As turkey season is getting closer it's time to dust off the calls and get ready. I have certain ways I like to call and have had good and bad luck with them all. Sometimes the worst sound you make is exactly what they want to hear. I will go through the calling that I like to do and the types of calls I use.
Probably the most common call to use is the yelp. It is a location call and is the one I use the most. The yelp consists of a consistent sound on a cadence. This call can be done on a box call, slate, call and mouth calls. I will start calling with my box call and call quiet. I will vary the number of yelps I do anywhere from 3 up to 12 or more straight yelps. I have watched hens in the wild that will yelp up towards 20 times. Generally when I'm trying to locate a tom I will yelp 3 to 4 times and wait and see if I get an answer back. If I don't get an answer I will yelp again 3 to four times a little louder. After calling for around 15 to 20 minutes if I haven's located a tom I will hit different areas and continue yelping until I locate a bird. Also when trying to locate a bird I will cut mixed in with yelps to act like an excited hen, but I will cover cutting in a bit.
One I locate a bird I will set up and continue with yelps as well as cutting, purring, and putting. Having a variety of calling sequences will help you find birds more often and become more successful. Also when yelping there are different sounds as a young hen has a higher pitch and clear yelp, while a mature hen will have a deeper raspy yelp. For me I have had a little better luck yelping like a younger hen, but a mature tom will most likely like the sound of a more mature or dominant hen.
The next call I use most often is the cut. Cutting consists of what I would consider a short yelp. The yelp isn't a long call, but longer than cutting. In order to cut I use my box call and mouth call. I will give short quick burst in intermittent sequences. I will do cuts of 3's, 2's, and 1's and vary them in different orders. While cutting I will also yelp in between. When you combine the cut and yelp it signifies an excited hen and for me has been the most successful when calling toms in. It seems whenever the toms won't talk and I know they are in the area cutting and yelping together will sometimes get them fired up and have them come running in.

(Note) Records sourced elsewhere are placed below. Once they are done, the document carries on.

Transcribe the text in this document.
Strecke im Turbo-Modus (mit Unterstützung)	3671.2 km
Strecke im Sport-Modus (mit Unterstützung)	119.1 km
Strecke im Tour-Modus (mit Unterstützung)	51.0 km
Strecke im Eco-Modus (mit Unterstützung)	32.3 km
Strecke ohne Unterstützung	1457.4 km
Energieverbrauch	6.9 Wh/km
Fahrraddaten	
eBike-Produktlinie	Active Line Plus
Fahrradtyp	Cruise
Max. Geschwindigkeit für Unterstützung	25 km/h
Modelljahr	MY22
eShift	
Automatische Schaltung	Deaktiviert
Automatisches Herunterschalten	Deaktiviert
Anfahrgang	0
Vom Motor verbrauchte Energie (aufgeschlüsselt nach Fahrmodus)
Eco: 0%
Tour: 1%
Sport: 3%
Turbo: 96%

Another great call is the purr. I will purr on a box call, slate call, and mouth call. The most difficult call to master is the purr. I will only use the purr when I have a bird coming in. It has a great calming affect and lets the tom know the hen is relaxed and works great to bring that tom just a little bit closer. The purr can be achieved on a mouth call by basically fluttering your tongue as you blow air. On a slate call the easiest way is to simply lightly drag your friction stick across the top of the slate. It will almost softly bounce on top of the slate making the purring sound. Finally on the box call you simply do the same as the slate call and softly take the top of the box call along the edge. I don't use this call all that often, but it is a great tool to have and use as all calling can trigger a response.
Putts and Clucks
A call I will commonly group together with purring is putting. Putting is also known as clucking. I will putt on my slate call and mouth calls. To putt you simply blow lightly with a mouth call and almost say the word "putt." The putt or cluck is used by turkeys to keep track of each other and has a good calming effect. It is a very quiet call so in close proximity is where it works best, but you can use it when they are further out as well as their hearing is unbelievable.
A call I don't use are kee kee runs. Kee kee runs are typically used by a hen who has lost track of her polts or young. It is almost a whistle sound. You can make kee kee runs with a mouth call by using more pressure and more air. It is very high pitched and goes great by adding a few soft purrs in the mix. Again this isn't a call I use, but a great tool to have just in case it might be the only thing they will respond to.
These are just a few of the things I use to call turkeys in. The way I have found what works best is to simply go out and use them on the real thing. I have found that I kind of have things going right when I have a hen come in and can talk back and forth with her. That is a great sign that your calling is working. The goal might not be to have hens come in, but when they do and you can talk back and forth it is a blast. As I stated before a young hen has worked for me in the past, but you never know when that boss hen raspy sound will work better. Doing different sets of calls in random orders are the best way to go. The key is sounding as realistic as you can, and that can only happen with time in the field and practice.
If you are just starting to call I would advise to start with a box call as it can be the easiest to use and the loudest when locating and quietest when they are coming. Also just concentrate on yelping and cutting and you should do just fine. The other thing to avoid, which I am guilty of, is not over calling. The best way to do it is get a bird going and make sure you can tell he is coming in and stop calling. If he is coming in he will most likely keep gobbling even when you aren't calling. If this is the case it doesn't hurt to call back every now and again, but don't over call. I find myself just enjoying them come in close and getting them to gobble, but this can also prevent a bird from coming in.
I have found success in turkey hunting by mastering calling and placing decoys so the birds have something to look at. The calls I use can be found at buglingbull.com. They have a variety of turkey calls that work great. To learn how to call just jump on the web and search and you will be amazed at the resources available. I hope these tips will help you bag your first bird or a good refresher on calling.